My beta agrees that I am insane, and that this fic proves it. That said, hopefully it will still amuse you. Warning for spoilers from every angst-ridden episode you can think of in either season.

Basically, the boys spend a lot of time in canon and fanon working out personal problems, so I wondered what would happen if they just decided to skip it.

Thanks, as always, to happywritingjoy for encouraging my delusions.

Disclaimer: If I owned them, things would be different. I don't, and they're not.

"I got some info on this spirit. Seems to fit the type of deaths we've been seeing, and these weird letters written by the victims."

"OK, good. What've you got?"

"It sounds like a Nachtgeist. It preys on repressed negative emotions like guilt and fear, twists even the smallest sins you think you've committed and amplifies them until you can't stand it any more. So the victims kill themselves, leaving bizarre little suicide notes apologising for leaving the toilet seat up. That's not supposed to be funny, Dean."

"It's kinda funny. I can see you smiling... Did you just smirk?"

"Fine. That one's funny, in a horribly twisted way. But... uh, I don't think you should... I think you should sit this one out."

"You WHAT?"

"Oh come on, Dean. Repressed guilt and fear? What with you being Mr. My-Dad-sold-his-soul-to-hell-for-me, you might not even get through the door. There's no way you can fight this thing."

"And you'll be better, Mr. I-killed-my-girlfriend-and-a-demon's-after-me."

"I didn't repress that. Much. Anyway... Dad-told-me-to-kill-my-brother."

"Psychic-gruesome-death-visions."

"America's-Most-Wanted."

"Demon's-Most-Wanted."

"You already said that, No-life-but-vengeance-and-hunting."

"Hunters'-most-wanted, too. And the law is definitely after you as well, which leads me to I-lost-all-hope-of-getting-back-to-Stanford-by-taking-out-a-SWAT-team."

"Are you kidding? Like I was going to do a Law course while getting death visions. College is so not my priority right now - it's not even on the list. And it was only two guys, Mr. Life-is-a-meaningless-violent-chaos."
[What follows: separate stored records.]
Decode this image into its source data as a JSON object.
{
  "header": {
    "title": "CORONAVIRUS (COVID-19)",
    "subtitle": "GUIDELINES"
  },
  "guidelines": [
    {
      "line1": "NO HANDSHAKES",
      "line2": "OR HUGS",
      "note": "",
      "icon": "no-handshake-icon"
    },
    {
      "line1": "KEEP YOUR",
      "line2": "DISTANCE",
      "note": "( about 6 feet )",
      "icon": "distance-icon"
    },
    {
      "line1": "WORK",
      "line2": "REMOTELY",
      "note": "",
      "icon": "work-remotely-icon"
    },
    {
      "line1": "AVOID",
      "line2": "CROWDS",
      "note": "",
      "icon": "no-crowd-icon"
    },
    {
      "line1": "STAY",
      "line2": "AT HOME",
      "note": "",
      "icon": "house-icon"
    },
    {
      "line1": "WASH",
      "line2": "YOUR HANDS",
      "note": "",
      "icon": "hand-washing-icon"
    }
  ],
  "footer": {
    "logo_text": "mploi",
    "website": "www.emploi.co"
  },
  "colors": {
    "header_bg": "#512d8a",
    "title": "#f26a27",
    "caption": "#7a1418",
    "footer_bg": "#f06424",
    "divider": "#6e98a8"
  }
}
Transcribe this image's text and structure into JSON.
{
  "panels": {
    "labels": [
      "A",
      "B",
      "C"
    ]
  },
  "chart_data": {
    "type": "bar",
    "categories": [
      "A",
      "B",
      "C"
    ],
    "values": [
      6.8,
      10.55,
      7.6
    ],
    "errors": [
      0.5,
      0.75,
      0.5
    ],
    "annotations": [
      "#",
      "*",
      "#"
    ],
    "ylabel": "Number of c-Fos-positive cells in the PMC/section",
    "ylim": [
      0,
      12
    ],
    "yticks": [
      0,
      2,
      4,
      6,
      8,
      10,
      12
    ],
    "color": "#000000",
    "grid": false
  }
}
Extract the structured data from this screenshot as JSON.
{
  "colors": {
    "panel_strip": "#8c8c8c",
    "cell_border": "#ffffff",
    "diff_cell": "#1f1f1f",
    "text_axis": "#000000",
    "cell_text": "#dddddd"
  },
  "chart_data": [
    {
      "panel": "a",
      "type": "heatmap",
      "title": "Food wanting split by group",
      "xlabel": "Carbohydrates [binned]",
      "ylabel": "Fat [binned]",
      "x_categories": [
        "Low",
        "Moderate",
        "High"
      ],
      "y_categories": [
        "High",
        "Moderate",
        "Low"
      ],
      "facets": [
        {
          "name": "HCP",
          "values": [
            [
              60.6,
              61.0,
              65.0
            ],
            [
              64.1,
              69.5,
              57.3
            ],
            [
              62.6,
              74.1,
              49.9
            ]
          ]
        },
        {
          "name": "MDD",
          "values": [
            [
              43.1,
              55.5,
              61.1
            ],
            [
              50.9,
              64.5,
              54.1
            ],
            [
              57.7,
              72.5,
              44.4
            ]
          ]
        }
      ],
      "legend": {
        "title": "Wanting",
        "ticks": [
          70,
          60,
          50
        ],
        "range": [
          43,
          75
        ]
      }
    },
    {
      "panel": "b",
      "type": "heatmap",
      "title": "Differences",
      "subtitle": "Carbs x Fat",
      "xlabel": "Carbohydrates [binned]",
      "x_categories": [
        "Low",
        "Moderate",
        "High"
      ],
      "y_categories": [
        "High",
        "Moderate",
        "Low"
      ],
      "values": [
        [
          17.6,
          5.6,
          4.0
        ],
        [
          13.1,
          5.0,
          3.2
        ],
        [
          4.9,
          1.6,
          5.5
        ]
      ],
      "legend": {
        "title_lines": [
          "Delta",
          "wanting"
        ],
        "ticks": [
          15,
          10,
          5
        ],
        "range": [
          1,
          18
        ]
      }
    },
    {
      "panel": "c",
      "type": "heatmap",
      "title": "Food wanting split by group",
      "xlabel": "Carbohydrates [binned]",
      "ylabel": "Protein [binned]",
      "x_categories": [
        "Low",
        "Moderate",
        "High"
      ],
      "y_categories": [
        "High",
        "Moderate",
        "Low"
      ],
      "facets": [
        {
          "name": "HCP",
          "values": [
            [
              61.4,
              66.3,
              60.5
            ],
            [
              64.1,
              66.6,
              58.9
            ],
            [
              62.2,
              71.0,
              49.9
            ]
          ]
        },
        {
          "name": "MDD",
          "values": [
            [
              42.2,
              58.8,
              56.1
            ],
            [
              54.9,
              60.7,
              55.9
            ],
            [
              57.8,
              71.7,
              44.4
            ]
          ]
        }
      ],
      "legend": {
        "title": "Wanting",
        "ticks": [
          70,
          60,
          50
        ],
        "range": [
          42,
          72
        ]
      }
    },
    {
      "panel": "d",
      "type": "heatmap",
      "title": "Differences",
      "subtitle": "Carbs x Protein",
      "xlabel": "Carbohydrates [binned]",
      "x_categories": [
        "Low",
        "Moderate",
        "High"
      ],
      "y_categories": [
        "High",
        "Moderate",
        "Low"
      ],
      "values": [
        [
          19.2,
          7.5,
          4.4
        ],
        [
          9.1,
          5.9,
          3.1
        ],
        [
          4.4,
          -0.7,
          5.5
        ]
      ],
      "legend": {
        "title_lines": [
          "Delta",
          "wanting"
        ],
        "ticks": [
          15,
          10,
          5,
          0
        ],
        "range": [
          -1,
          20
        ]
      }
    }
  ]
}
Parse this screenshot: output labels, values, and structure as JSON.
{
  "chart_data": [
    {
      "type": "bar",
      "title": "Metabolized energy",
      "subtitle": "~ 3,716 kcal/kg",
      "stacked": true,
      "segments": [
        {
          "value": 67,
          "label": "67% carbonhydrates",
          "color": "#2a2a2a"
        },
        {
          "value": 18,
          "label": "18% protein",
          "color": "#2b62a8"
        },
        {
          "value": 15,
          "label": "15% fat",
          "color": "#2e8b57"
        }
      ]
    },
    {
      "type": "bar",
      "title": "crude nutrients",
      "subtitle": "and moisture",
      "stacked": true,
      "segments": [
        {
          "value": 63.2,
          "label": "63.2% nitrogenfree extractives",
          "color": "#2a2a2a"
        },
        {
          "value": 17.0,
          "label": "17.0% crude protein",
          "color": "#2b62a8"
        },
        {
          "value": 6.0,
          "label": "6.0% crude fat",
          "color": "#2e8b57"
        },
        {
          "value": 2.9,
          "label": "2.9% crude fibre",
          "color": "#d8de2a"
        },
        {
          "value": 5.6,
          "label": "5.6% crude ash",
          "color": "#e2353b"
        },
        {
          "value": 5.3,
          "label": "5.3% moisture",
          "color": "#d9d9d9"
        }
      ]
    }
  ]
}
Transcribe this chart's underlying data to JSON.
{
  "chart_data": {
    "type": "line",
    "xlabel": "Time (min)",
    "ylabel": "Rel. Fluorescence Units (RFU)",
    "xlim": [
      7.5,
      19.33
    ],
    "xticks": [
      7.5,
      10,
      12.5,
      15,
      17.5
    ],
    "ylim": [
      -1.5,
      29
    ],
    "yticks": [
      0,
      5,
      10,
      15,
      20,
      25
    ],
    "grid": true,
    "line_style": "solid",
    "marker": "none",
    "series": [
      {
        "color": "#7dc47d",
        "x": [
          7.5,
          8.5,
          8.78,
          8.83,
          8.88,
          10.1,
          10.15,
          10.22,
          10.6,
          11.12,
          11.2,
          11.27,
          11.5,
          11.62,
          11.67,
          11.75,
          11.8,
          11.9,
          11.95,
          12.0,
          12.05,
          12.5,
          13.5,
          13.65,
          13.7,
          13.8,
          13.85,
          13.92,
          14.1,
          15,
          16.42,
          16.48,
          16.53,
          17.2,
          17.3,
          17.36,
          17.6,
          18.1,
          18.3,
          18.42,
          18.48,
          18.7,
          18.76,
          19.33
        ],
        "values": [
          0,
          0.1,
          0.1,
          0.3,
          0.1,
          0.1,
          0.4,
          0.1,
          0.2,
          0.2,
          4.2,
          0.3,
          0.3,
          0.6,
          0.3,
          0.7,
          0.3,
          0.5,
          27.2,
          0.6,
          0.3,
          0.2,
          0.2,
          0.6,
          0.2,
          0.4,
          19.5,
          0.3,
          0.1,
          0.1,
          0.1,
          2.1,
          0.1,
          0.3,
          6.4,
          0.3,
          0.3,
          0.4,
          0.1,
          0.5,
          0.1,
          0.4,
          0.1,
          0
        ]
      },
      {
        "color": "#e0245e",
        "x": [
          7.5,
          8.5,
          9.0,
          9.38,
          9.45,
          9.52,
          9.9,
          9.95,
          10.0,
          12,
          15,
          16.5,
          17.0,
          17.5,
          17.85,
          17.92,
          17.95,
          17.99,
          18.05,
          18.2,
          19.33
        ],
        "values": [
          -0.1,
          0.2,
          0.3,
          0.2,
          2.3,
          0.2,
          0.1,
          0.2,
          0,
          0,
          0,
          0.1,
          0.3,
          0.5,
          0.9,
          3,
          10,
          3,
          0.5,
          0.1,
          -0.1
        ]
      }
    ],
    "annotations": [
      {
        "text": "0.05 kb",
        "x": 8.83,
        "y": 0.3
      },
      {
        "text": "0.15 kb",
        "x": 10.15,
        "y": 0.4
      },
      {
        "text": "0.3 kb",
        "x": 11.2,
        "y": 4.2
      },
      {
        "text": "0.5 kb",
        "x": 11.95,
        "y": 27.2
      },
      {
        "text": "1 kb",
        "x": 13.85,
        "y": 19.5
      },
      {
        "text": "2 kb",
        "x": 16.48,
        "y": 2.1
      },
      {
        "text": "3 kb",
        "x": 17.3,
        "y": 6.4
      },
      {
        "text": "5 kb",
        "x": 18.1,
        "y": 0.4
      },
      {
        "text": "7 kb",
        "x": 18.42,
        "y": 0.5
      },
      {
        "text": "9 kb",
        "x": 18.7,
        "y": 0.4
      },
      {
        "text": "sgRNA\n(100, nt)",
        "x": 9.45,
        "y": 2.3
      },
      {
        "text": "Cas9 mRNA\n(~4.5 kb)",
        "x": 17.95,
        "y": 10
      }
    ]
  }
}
"Everyone-around-me-dies. Direct quote there, Sammy."

"I was drunk. I-had-no-childhood-and-saw-my-Mom-die-horribly."

"I'm-going-to-turn-evil-AND-argued with-my-dying-father. And I had a great childhood. Ass."

"Overprotective freak."

"Selfish son of a bitch."

"Midget."

"Dropout."

"Dumbass."

"Bedwetter."

"I can't believe you remembered that."

"I can't believe we're still going with this. Call it a draw?"

"Draw. So. Maybe we could, uh, not do this hunt. Skip it."

"People could die. Not happening."

"I'm with you there. Alternatively... Do you really want to work through all our many issues and become psychologically healthy?"

"Urgh. Apart from the monumental chick-flick factor, I don't honestly think we have that much time. I mean, people don't live that long. Plus, it's depressing me already."

"Or we could get someone else to do it."

"Do you know any hunters free of guilt and fear? 'Cause I can't really think of anyone. Which probably says something deep 'n meaningful about hunting, but who cares."

"Well, there is Gordon. He's insane, but not exactly wracked with moral doubt."

"The guy who wants to kill us?! Of course! He'll be real happy to hear from us and just delighted to help out with our little breathing problem."

"We can pass the word through Ellen. He'll never even know it was from us. Should be able to waste it before anyone else dies."

"And on the bright side, he might not survive."

"That's a little harsh. I'd go for permanently incapacitated, though."

"Heh. There's still a lot I don't like about this plan, but OK. I'll call her tonight."

"Dude, we're so fucked up."

"Yeah. Kinda makes you proud, don't it?"